Wednesday, October 30, 2013

Queerness and progressive game design

Earlier, I attended a conference on queer theory, game studies, and game design.  This inspired in me several topic ideas.  I will start with the one that is most directly related, and most reactionary.  One of the conference's major themes was how to find queerness in games beyond the literal inclusion of queer characters.  Queerness isn't just in the characters, it's in the image of gamers, in the broader narrative themes, in the way we play games, and in the design and mechanics.

There are many great ideas in there.  But some ideas... Well, they're "productive" ideas in the sense that it's helpful to discuss them, but they're ultimately bad ideas IMO.  In particular, several conference speakers decided that queerness in games can mean conforming to their particular ideas about progressive (and transgressive) game design.

For example, it was repeated many times that queerness means choices in your video games.  Queerness means transgressing the prescriptive definitions of a "game" made by formalists.  Queerness is playing a game and making your own objective rather than using the one designated by the designer.  One presenter even said queerness means fluidity in the rules of the game (this being the context of tabletop RPGs).

The overall message I seem to be getting is that queerness is Indie.  Which maybe sounds just a little too much like self-flattery when it's coming from a bunch of queer indie game designers and queer indie game lovers.

Don't get me wrong, I love indie games.  These days I've been playing more AAA games, but indie games are often the ones pushing the envelope, ultimately resulting in a better future for all games.  But though queerness is great and progressive game design is great, they don't really seem to be the same thing.

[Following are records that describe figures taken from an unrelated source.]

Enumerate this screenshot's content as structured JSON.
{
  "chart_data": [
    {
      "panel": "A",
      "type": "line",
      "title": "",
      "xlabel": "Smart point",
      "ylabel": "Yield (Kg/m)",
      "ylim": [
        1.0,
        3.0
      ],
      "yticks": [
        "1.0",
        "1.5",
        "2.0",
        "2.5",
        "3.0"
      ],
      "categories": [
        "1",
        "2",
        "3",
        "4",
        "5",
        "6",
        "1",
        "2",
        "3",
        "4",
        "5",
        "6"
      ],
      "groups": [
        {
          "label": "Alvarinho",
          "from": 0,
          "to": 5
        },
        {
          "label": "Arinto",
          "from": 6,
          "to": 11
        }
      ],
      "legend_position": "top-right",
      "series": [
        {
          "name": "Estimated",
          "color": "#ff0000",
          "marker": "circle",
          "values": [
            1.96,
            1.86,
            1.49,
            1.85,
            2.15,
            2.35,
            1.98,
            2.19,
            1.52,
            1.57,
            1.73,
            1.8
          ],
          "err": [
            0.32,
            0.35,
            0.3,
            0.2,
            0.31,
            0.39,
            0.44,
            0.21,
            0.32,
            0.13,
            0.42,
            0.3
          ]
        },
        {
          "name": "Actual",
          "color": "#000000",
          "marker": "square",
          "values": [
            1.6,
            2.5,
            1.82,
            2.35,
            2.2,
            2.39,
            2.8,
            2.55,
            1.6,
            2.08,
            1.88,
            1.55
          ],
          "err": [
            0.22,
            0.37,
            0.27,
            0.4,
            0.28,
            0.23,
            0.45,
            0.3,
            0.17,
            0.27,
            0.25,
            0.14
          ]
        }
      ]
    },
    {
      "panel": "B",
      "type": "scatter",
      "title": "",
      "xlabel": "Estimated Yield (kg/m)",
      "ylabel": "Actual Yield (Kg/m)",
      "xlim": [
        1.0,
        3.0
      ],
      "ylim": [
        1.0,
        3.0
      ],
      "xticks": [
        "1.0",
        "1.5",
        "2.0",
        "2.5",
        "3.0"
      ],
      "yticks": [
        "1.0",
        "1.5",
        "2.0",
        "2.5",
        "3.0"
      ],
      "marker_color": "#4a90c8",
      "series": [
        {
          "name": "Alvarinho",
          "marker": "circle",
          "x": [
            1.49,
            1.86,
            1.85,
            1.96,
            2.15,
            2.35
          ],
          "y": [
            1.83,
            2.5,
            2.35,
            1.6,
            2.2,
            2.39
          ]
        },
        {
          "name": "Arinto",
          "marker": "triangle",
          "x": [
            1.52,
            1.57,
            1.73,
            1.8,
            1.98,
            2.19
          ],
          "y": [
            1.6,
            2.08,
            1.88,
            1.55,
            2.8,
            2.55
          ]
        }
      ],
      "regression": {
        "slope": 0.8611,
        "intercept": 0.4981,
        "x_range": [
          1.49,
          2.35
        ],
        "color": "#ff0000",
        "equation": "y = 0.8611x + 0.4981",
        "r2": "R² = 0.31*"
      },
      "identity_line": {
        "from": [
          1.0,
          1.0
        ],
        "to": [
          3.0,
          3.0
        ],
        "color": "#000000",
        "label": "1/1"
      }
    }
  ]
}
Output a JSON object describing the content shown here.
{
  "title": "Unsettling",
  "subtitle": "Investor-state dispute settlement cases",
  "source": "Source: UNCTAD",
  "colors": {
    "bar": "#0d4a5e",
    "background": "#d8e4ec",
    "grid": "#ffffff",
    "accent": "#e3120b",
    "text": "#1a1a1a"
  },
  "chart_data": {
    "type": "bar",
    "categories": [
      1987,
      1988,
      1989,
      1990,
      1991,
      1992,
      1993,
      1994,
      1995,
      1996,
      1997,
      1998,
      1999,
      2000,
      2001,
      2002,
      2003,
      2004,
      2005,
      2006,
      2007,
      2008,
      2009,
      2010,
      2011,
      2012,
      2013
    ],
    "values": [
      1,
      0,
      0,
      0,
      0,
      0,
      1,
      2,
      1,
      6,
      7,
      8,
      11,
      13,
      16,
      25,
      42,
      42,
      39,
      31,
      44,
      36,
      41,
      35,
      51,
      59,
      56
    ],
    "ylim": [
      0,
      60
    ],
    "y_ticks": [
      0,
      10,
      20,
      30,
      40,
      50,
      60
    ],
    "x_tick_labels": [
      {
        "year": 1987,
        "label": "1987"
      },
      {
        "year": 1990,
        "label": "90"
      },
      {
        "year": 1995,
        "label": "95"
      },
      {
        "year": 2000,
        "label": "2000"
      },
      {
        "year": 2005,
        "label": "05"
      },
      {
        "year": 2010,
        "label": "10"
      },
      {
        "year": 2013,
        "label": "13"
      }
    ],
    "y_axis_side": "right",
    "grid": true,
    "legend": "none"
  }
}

If queerness is reduced to themes of human variance, fluidity, and transgressing norms, then you'll find these themes everywhere you want to find them.  (You'll find these themes in AAA games too, but I think people at this conference were less interested in finding them there.  It was said during the conference that buying AAA games is supporting capitalism, but we shouldn't shame people who do it because maybe they just don't have the cultural capital to really be aware of the indie games out there.)  And yes this is a problem.

It's sort of like... Dumbledore being gay in Harry Potter.  Author J. K. Rowling said that Dumbledore was gay, but it's not really clear from the books themselves.  So the bottom line is that this queer "representation" may not be satisfactory to many queer readers.  Therefore, it's best not to overplay the queerness of Dumbledore, because frankly we can do better than that.  Similarly, it's best not to overplay the queerness in games, because many queer people are not going to be satisfied just by progressive game design, and we can do much better than that.

I can also imagine other problems with equating queerness and indie gaming.  Imagine a queer person feeling that their queer cred is under question because they are disinterested in indie games.  I don't think this is a likely scenario, but it could be likely if the queer indie ideology at this conference were widespread.  It's even more problematic to say that fluid game rules are queer, because even when it comes to sexuality, queer does not necessarily mean fluid.  Plenty of trans people felt they were always the gender that they are, and plenty of bi people do not feel that their orientation fluctuates from gay to straight (which is a common misconception about bi people).

If progressive game design means bucking some common sexist, racist, cissexist, or heterosexist conventions, then sure, that's more queer.  It would be great to come up with new fantasy races, rather than the rather racist ones inherited from Tolkien.  It would be great to have some new mechanics which make it easier to tell stories about groups in relation to society (rather than the usual stories about a single straight white male hero).  It would be great to offer the player more choices about character genders (ie more than two) and sexualities.  New ideas in narrative and game design are essential to improving the experience of queer players, but progressive game design in itself is not sufficient.

1 comment:

drransom said...

On the subject of offering choices in character design, I think there also needs to be more room for ordinary straight cisgender characters (or characters assumed to be such because they aren't defined otherwise) to be gender-nonconforming. I'm reminded of Dragon Quest IX, where you have a fair bit of choice in avatars and the equipment is all rendered, but there's a bunch of gendered equipment that members of the wrong gender can't equip. Why can't the characters just decide to pick a non-conforming outfit?